June 2022

Outline

  • Motivation

  • Initial methods

  • Deconvolution

  • sctransform

Workflow

Motivation

Systematic differences in sequencing coverage between libraries occur because of:

  • low input material,
  • differences in cDNA capture
  • differences in PCR amplification.

Normalisation removes such differences so that differences between cells are not technical but biological, allowing meaningful comparison of expression profiles between cells.

Normalisation and batch correction have different aims:

Normalisation addresses technical differences only, while batch correction considers both technical and biological differences.

Sources: chapters on normalisation in the OSCA book, the Hemberg group materials and sctransform.

Initial methods

  • In scaling normalization, the “normalization factor” is an estimate of the library size relative to the other cells.

  • Steps usually include:

    • computation of a cell-specific ‘scaling’ or ‘size’ factor
      • that represents the relative bias in that cell
    • division of all counts for the cell by that factor to remove that bias.
  • Assumption: any cell specific bias will affect genes the same way.

Examples

CPM: convert raw counts to counts-per-million (CPM)

  • for each cell
  • by dividing counts by the library size then multiplying by 1.000.000.
  • does not address compositional bias caused by highly expressed genes that are also differentially expressed between cells.

DESeq’s size factor

  • For each gene, compute geometric mean across cells.
  • For each cell
    • compute for each gene the ratio of its expression to its geometric mean,
    • derive the cell’s size factor as the median ratio across genes.
  • Not suitable for sparse scRNA-seq data as the geometric mean is computed on non-zero values only.

Deconvolution

Deconvolution strategy Lun et al 2016:

Steps:

  • compute scaling factors,
  • apply scaling factors

sctransform

With scaling normalisation a correlation remains between the mean and variation of expression (heteroskedasticity).

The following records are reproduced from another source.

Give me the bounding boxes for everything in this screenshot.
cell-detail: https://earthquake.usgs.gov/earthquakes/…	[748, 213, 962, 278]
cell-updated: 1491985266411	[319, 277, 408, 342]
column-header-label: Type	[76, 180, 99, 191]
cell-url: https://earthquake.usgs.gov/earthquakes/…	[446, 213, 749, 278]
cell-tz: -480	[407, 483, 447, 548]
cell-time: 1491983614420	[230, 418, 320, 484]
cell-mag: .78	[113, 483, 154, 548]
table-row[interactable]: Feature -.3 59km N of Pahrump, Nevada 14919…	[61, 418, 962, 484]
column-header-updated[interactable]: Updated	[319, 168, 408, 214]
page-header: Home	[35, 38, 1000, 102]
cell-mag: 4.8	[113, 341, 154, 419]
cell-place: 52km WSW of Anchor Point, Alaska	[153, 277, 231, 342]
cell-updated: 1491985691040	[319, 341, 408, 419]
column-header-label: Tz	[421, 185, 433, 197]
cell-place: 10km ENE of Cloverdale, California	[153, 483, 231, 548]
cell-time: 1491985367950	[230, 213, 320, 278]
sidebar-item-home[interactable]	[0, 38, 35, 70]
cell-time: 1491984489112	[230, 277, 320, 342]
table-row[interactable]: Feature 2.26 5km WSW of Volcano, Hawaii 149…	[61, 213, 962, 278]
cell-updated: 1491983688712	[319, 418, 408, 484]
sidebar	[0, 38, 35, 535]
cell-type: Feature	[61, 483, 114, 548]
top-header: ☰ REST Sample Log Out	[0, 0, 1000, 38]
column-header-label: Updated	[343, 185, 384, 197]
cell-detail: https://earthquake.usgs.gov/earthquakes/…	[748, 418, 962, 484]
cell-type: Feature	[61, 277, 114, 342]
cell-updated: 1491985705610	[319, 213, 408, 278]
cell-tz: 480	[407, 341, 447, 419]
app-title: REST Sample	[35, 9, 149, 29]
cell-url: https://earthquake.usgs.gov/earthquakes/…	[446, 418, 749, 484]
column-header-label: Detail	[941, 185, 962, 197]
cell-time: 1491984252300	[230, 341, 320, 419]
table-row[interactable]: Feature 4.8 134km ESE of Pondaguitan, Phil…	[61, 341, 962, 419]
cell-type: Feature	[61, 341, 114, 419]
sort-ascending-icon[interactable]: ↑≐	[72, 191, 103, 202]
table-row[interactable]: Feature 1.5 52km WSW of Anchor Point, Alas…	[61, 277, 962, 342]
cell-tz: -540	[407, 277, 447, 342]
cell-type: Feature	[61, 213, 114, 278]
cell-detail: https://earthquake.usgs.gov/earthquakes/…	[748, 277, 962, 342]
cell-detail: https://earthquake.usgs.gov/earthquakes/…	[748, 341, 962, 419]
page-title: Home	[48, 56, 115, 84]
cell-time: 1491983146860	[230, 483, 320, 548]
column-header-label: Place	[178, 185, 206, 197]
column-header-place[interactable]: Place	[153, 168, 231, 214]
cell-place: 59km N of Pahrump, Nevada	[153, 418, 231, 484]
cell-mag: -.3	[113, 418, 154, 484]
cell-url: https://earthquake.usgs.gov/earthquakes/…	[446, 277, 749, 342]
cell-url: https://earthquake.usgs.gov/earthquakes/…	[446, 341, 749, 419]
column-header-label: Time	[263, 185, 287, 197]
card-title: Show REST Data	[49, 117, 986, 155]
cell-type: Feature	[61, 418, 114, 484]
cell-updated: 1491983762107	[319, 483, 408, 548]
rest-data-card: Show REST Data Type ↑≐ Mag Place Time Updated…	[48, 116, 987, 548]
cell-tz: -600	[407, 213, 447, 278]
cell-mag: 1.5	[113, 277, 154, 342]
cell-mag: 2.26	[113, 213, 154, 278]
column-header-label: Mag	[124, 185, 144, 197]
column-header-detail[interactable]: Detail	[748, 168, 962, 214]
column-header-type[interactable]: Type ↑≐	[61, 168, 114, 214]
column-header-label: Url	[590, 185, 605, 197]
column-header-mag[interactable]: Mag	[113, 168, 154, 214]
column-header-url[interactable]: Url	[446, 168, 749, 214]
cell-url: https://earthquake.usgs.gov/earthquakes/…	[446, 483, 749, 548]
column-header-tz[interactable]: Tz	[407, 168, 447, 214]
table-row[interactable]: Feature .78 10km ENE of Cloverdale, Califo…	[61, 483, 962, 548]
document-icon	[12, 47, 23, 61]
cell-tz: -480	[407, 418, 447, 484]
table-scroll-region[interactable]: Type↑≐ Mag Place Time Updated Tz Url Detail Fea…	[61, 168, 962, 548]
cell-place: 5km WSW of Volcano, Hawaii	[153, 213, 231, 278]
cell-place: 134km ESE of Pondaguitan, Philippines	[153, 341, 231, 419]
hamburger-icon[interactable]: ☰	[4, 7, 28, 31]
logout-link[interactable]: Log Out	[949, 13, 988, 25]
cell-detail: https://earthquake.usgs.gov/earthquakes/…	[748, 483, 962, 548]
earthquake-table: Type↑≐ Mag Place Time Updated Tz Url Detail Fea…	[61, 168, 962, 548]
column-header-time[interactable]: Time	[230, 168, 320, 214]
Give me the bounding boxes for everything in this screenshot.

This affects downstream dimensionality reduction as the few main new dimensions are usually correlated with library size.

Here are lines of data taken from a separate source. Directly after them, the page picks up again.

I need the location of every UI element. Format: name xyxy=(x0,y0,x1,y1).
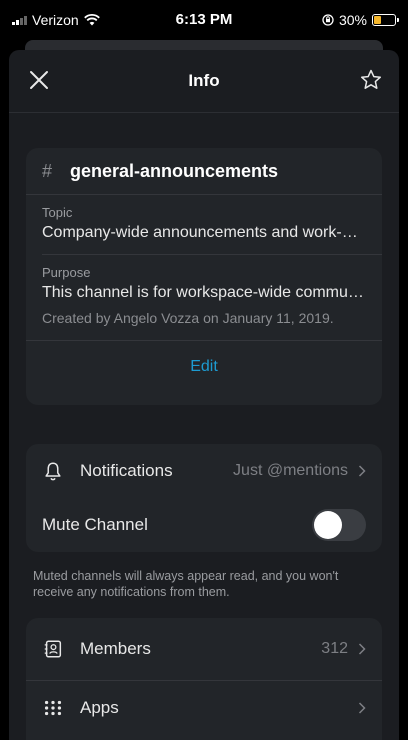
battery-percent: 30% xyxy=(338,12,367,28)
channel-header: # general-announcements xyxy=(26,148,382,195)
topic-label: Topic xyxy=(42,205,73,220)
notification-settings-card: Notifications Just @mentions Mute Channe… xyxy=(26,444,382,552)
created-by-text: Created by Angelo Vozza on January 11, 2… xyxy=(42,310,334,326)
members-apps-card: Members 312 Apps xyxy=(26,618,382,740)
chevron-right-icon xyxy=(358,465,366,477)
hash-icon: # xyxy=(42,160,53,181)
status-right: 30% xyxy=(322,12,399,28)
channel-name: general-announcements xyxy=(70,160,279,181)
close-icon[interactable] xyxy=(27,68,51,92)
chevron-right-icon xyxy=(358,643,366,655)
toggle-knob xyxy=(314,511,342,539)
orientation-lock-icon xyxy=(322,14,334,26)
apps-row[interactable]: Apps xyxy=(26,680,382,734)
bell-icon xyxy=(45,462,61,481)
notifications-label: Notifications xyxy=(80,461,173,480)
star-icon[interactable] xyxy=(359,68,383,92)
topic-section[interactable]: Topic Company-wide announcements and wor… xyxy=(26,195,382,254)
status-bar: Verizon 6:13 PM 30% xyxy=(0,0,408,40)
carrier-label: Verizon xyxy=(32,12,79,28)
apps-label: Apps xyxy=(80,697,119,717)
channel-about-card: # general-announcements Topic Company-wi… xyxy=(26,148,382,405)
status-left: Verizon xyxy=(12,12,100,28)
mute-channel-toggle[interactable] xyxy=(312,509,366,541)
signal-icon xyxy=(12,15,27,25)
mute-channel-label: Mute Channel xyxy=(42,515,148,534)
members-label: Members xyxy=(80,639,151,658)
edit-button[interactable]: Edit xyxy=(190,358,218,376)
members-count: 312 xyxy=(321,640,348,657)
purpose-label: Purpose xyxy=(42,265,91,280)
page-title: Info xyxy=(188,71,220,90)
purpose-section[interactable]: Purpose This channel is for workspace-wi… xyxy=(26,255,382,326)
battery-icon xyxy=(372,14,399,26)
apps-grid-icon xyxy=(44,700,62,715)
notifications-row[interactable]: Notifications Just @mentions xyxy=(26,444,382,498)
notifications-value: Just @mentions xyxy=(233,462,348,479)
info-sheet: Info # general-announcements Topic Compa… xyxy=(9,50,399,740)
wifi-icon xyxy=(83,14,100,26)
edit-row: Edit xyxy=(26,340,382,393)
mute-hint-text: Muted channels will always appear read, … xyxy=(33,569,339,599)
chevron-right-icon xyxy=(358,701,366,714)
mute-channel-row: Mute Channel xyxy=(26,498,382,552)
members-icon xyxy=(44,640,62,658)
purpose-value: This channel is for workspace-wide commu… xyxy=(42,284,364,301)
nav-bar: Info xyxy=(9,50,399,113)
members-row[interactable]: Members 312 xyxy=(26,618,382,680)
topic-value: Company-wide announcements and work-… xyxy=(42,224,358,241)
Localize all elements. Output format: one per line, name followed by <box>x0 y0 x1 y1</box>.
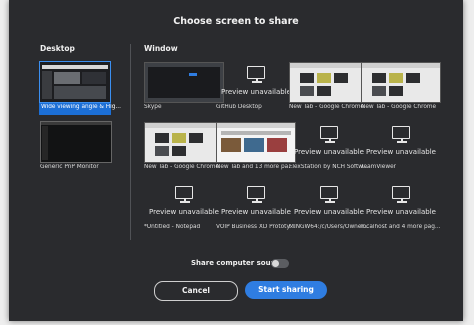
window-tile-chrome-3[interactable]: New Tab - Google Chrome <box>144 122 224 174</box>
preview-unavailable: Preview unavailable <box>289 182 369 222</box>
preview-unavailable: Preview unavailable <box>216 62 296 102</box>
window-tile-label: Skype <box>144 104 162 110</box>
monitor-icon <box>392 186 410 199</box>
window-tile-github[interactable]: Preview unavailable GitHub Desktop <box>216 62 296 114</box>
monitor-icon <box>247 66 265 79</box>
window-thumbnail <box>361 62 441 103</box>
window-tile-chrome-1[interactable]: New Tab - Google Chrome <box>289 62 369 114</box>
window-tile-label: FlexStation by NCH Softw... <box>289 164 369 170</box>
preview-unavailable: Preview unavailable <box>289 122 369 162</box>
window-tile-label: New Tab and 13 more pag... <box>216 164 296 170</box>
desktop-thumbnail <box>39 61 111 103</box>
dialog-title: Choose screen to share <box>173 16 299 27</box>
window-tile-flexstation[interactable]: Preview unavailable FlexStation by NCH S… <box>289 122 369 174</box>
window-tile-label: New Tab - Google Chrome <box>144 164 220 170</box>
preview-unavailable: Preview unavailable <box>216 182 296 222</box>
preview-unavailable: Preview unavailable <box>361 182 441 222</box>
window-tile-label: MINGW64:/c/Users/Owner... <box>289 224 369 230</box>
desktop-tile-label: Wide viewing angle & Hig... <box>41 104 121 110</box>
start-sharing-button[interactable]: Start sharing <box>245 281 327 299</box>
share-sound-toggle[interactable] <box>271 259 289 268</box>
window-tile-label: *Untitled - Notepad <box>144 224 201 230</box>
window-thumbnail <box>144 62 224 103</box>
window-tile-label: VOIP Business XD Prototyp... <box>216 224 296 230</box>
desktop-tile-1[interactable]: Wide viewing angle & Hig... <box>39 61 121 115</box>
window-tile-teamviewer[interactable]: Preview unavailable TeamViewer <box>361 122 441 174</box>
monitor-icon <box>247 186 265 199</box>
preview-unavailable: Preview unavailable <box>361 122 441 162</box>
share-screen-dialog: Choose screen to share Desktop Window Wi… <box>9 0 463 321</box>
monitor-icon <box>320 186 338 199</box>
window-tile-voip[interactable]: Preview unavailable VOIP Business XD Pro… <box>216 182 296 234</box>
window-tile-chrome-tabs[interactable]: New Tab and 13 more pag... <box>216 122 296 174</box>
window-tile-label: TeamViewer <box>361 164 397 170</box>
section-divider <box>130 44 131 240</box>
window-thumbnail <box>216 122 296 163</box>
window-tile-label: localhost and 4 more page... <box>361 224 441 230</box>
monitor-icon <box>320 126 338 139</box>
desktop-section-label: Desktop <box>40 44 75 53</box>
window-tile-label: GitHub Desktop <box>216 104 262 110</box>
toggle-knob <box>272 260 279 267</box>
window-tile-label: New Tab - Google Chrome <box>361 104 437 110</box>
desktop-tile-2[interactable]: Generic PnP Monitor <box>40 121 112 173</box>
share-sound-label: Share computer sound <box>191 259 281 267</box>
desktop-tile-label: Generic PnP Monitor <box>40 164 99 170</box>
window-thumbnail <box>144 122 224 163</box>
window-tile-localhost[interactable]: Preview unavailable localhost and 4 more… <box>361 182 441 234</box>
window-thumbnail <box>289 62 369 103</box>
monitor-icon <box>392 126 410 139</box>
window-tile-label: New Tab - Google Chrome <box>289 104 365 110</box>
window-tile-mingw[interactable]: Preview unavailable MINGW64:/c/Users/Own… <box>289 182 369 234</box>
preview-unavailable: Preview unavailable <box>144 182 224 222</box>
monitor-icon <box>175 186 193 199</box>
window-section-label: Window <box>144 44 178 53</box>
cancel-button[interactable]: Cancel <box>154 281 238 301</box>
desktop-thumbnail <box>40 121 112 163</box>
window-tile-notepad[interactable]: Preview unavailable *Untitled - Notepad <box>144 182 224 234</box>
window-tile-chrome-2[interactable]: New Tab - Google Chrome <box>361 62 441 114</box>
window-tile-skype[interactable]: Skype <box>144 62 224 114</box>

sctransform addresses the issue by:

  • regressing library size out of raw counts
  • providing residuals to use as normalized and variance-stabilized expression values

sctransform

Variables

  • model the expression of each gene as a negative binomial random variable with a mean that depends on other variables

  • which model the differences in sequencing depth between cells

  • and used as independent variables in a regression model

Regression

  • fit model parameters for each gene

  • combine data across genes using the relationship between gene mean and parameter values to fit parameters

  • transform each observed UMI count into a Pearson residual

    • ~ number of standard deviations away from the expected mean
  • expect mean of 0 and stable variance across the range of expression

sctransform

Example of the transformation outcome for two genes:

  • UMI counts and pearson residuals against library size
  • with expected UMI counts in pink

Recap

Early methods developed for bulk RNA-seq are not appropriate for sparse scRNA-seq data.

Simpler, faster scaling methods are ok for clustering.

The deconvolution method draws information from pools of cells to derive cell-based scaling factors that account for composition bias.

The sctransform method uses sequencing depth and information across genes to stabilise expression variance across the expression range.